Elephant 'kills poacher' in Kruger National Park
A human skull and a pair of pants found in the Kruger National Park (KNP) is believed to be that of a man killed by an elephant while poaching with his accomplices.
Lions are believed to have eaten his remains, resulting in further pain for his family.
Police Brigadier Leonard Hlathi said the men had gone poaching in the KNP on April 1, "when suddenly an elephant attacked and killed one of them".
"His accomplices claimed to have carried his body to the road so that passers-by could find it in the morning. They then vanished from the park.
"Once outside, they reportedly informed a relative of the dead man about their ordeal."
Park rangers and police were alerted. The man's remains were found in the Crocodile bridge section on April 4.

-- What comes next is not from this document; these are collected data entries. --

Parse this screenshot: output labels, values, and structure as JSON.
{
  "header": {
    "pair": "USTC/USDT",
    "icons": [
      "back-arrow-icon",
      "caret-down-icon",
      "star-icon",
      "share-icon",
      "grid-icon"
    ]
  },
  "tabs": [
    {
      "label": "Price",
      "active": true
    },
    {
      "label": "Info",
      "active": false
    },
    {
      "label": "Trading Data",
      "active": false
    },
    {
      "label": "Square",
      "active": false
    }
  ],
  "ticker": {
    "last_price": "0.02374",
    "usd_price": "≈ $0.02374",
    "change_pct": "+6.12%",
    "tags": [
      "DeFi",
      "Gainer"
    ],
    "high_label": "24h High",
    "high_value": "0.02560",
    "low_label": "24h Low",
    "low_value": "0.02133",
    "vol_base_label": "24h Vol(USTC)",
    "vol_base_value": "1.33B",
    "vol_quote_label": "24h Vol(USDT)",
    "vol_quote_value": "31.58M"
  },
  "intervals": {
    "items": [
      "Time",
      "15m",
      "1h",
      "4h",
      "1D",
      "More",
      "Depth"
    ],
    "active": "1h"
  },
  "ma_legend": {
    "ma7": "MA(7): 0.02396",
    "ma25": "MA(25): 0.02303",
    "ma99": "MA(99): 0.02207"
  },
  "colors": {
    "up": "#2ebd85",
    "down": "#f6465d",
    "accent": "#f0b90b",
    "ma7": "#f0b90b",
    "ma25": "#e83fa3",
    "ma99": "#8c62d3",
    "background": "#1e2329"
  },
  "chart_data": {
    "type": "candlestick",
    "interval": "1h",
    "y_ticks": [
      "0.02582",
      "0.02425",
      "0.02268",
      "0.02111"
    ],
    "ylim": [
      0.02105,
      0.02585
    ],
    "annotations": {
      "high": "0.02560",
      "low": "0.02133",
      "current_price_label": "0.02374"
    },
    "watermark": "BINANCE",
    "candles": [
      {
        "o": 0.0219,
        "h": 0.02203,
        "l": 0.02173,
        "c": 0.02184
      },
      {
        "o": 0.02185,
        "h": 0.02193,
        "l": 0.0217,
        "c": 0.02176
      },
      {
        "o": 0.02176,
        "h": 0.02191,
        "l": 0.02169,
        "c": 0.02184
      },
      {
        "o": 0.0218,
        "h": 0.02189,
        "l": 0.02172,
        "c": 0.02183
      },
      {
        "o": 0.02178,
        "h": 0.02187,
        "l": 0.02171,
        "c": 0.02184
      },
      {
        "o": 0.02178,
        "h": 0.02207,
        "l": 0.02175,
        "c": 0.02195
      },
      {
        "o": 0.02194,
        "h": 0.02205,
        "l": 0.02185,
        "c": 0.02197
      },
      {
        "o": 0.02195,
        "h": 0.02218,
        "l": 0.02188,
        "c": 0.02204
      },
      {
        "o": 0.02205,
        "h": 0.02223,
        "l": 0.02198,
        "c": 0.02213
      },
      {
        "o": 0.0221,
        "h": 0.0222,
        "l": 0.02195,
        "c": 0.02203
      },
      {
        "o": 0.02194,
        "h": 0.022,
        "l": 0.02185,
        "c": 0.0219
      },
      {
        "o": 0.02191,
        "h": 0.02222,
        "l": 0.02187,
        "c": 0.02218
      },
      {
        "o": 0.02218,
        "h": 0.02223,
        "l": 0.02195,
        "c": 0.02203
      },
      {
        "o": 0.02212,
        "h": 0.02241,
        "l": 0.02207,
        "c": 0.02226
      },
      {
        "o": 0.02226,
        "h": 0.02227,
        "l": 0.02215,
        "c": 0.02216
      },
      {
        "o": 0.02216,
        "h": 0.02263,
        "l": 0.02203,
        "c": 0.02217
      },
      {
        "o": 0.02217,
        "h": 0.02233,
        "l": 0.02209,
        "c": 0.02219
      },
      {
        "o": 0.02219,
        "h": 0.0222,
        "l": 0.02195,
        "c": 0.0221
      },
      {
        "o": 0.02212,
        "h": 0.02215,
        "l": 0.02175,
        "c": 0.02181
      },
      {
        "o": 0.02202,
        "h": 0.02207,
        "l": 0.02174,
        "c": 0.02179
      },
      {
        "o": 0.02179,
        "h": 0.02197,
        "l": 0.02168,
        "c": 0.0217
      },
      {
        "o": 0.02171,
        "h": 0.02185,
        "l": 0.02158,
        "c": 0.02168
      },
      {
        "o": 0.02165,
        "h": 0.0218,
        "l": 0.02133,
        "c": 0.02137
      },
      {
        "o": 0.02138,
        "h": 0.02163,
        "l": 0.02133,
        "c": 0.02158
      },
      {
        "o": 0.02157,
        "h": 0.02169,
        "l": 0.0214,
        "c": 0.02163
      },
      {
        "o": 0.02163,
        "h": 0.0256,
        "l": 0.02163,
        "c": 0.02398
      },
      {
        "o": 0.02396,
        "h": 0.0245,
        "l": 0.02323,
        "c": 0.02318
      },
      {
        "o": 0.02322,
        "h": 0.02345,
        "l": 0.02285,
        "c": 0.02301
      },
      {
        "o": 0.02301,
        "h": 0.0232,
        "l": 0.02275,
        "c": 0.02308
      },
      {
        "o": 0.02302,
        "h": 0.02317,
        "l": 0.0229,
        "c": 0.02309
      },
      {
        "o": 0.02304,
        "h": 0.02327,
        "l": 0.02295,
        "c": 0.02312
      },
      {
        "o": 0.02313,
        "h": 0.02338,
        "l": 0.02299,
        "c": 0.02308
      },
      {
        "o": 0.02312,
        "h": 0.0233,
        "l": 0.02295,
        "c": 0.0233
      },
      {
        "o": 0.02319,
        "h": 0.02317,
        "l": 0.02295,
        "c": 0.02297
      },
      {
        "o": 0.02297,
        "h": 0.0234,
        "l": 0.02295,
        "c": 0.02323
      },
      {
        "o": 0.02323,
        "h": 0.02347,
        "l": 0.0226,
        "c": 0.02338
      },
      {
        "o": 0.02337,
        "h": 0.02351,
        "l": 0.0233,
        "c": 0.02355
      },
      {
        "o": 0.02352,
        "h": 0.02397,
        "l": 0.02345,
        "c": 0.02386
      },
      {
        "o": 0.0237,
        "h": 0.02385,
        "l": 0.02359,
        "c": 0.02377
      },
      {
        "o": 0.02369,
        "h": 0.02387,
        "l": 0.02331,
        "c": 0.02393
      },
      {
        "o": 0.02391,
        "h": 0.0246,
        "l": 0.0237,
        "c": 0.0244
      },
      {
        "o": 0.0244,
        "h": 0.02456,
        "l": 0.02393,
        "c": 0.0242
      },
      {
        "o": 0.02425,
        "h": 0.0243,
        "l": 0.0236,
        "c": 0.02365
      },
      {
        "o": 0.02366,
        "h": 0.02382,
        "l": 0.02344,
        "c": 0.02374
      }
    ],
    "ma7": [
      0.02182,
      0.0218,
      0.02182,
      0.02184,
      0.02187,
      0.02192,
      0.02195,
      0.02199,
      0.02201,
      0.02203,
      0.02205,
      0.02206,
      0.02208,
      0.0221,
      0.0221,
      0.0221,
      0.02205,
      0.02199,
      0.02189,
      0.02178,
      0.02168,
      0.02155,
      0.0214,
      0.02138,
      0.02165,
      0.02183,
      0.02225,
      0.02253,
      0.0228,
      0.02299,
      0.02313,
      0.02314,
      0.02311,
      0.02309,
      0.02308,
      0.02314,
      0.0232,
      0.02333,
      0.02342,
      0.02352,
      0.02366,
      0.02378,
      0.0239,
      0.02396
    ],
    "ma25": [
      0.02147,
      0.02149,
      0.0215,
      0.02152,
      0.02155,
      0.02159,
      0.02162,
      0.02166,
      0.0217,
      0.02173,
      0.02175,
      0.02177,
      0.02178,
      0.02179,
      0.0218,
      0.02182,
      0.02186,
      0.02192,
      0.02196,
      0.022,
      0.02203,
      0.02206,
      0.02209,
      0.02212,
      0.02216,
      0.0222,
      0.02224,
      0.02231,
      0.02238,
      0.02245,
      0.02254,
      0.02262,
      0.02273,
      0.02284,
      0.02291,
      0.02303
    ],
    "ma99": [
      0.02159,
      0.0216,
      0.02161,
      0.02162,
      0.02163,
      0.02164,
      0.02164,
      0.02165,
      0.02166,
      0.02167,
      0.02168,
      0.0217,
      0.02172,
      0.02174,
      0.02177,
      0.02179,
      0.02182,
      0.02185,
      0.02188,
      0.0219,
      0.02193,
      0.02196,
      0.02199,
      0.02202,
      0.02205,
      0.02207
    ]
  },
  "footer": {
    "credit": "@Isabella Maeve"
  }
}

Isaac Phaahla, GM of communications and marketing at the KNP, said rangers were contacted to help the family find closure by recovering remains of the suspected poacher.
"According to the family of the deceased, they were called by his accomplices who notified them that their relative had been killed by an elephant while they were in the KNP to poach rhino on Tuesday evening," he said.
"The family then called Skukuza Regional Ranger, Don English who, after assuring the family that he would do everything possible to recover the remains and bring them closure, arranged a search party.
"Rangers on foot, accompanied by members of the KNP Airwing flew over the area that was described by the family but due to failing light, could not locate the body.
"The team resumed the search on Thursday morning, with further information provided after four of the deceased’s alleged accomplices, who had been arrested during the previous evening by the Komatipoort SAPS.
"During this search, which was boosted with a further complement of field rangers, the remains of a body were discovered.
"Indications found at the scene suggested that a pride of lions had devoured the remains leaving only a human skull and a pair of pants."
Brig Hlathi said police had launched a joint intelligence-driven operation in search of the dead poacher's accomplices.
He confirmed police had arrested three men aged between 26 and 35, within the KaMhlushwa and Komatipoort precincts.
"During the operation, two .375 hunting rifles and ammunition were seized."
The suspects appeared before the Komatipoort Magistrate's Court on April 5, facing charges of possession of firearms and ammunition without a licence, conspiracy to poach as well as trespassing.
They have been remanded in custody until April 12, pending a formal bail application.
An inquest was opened to look into the circumstances around the death of their accomplice.
KNP managing executive Glenn Phillips commended those who were part of the search party for helping the family find closure and extended his condolences to the relatives of the deceased.
“Entering Kruger National Park illegally and on foot is not wise, it holds many dangers and this incident is evidence of that.
“It is very sad to see the daughters of the diseased mourning the loss of their father, and worse still, only being able to recover very little of his remains.”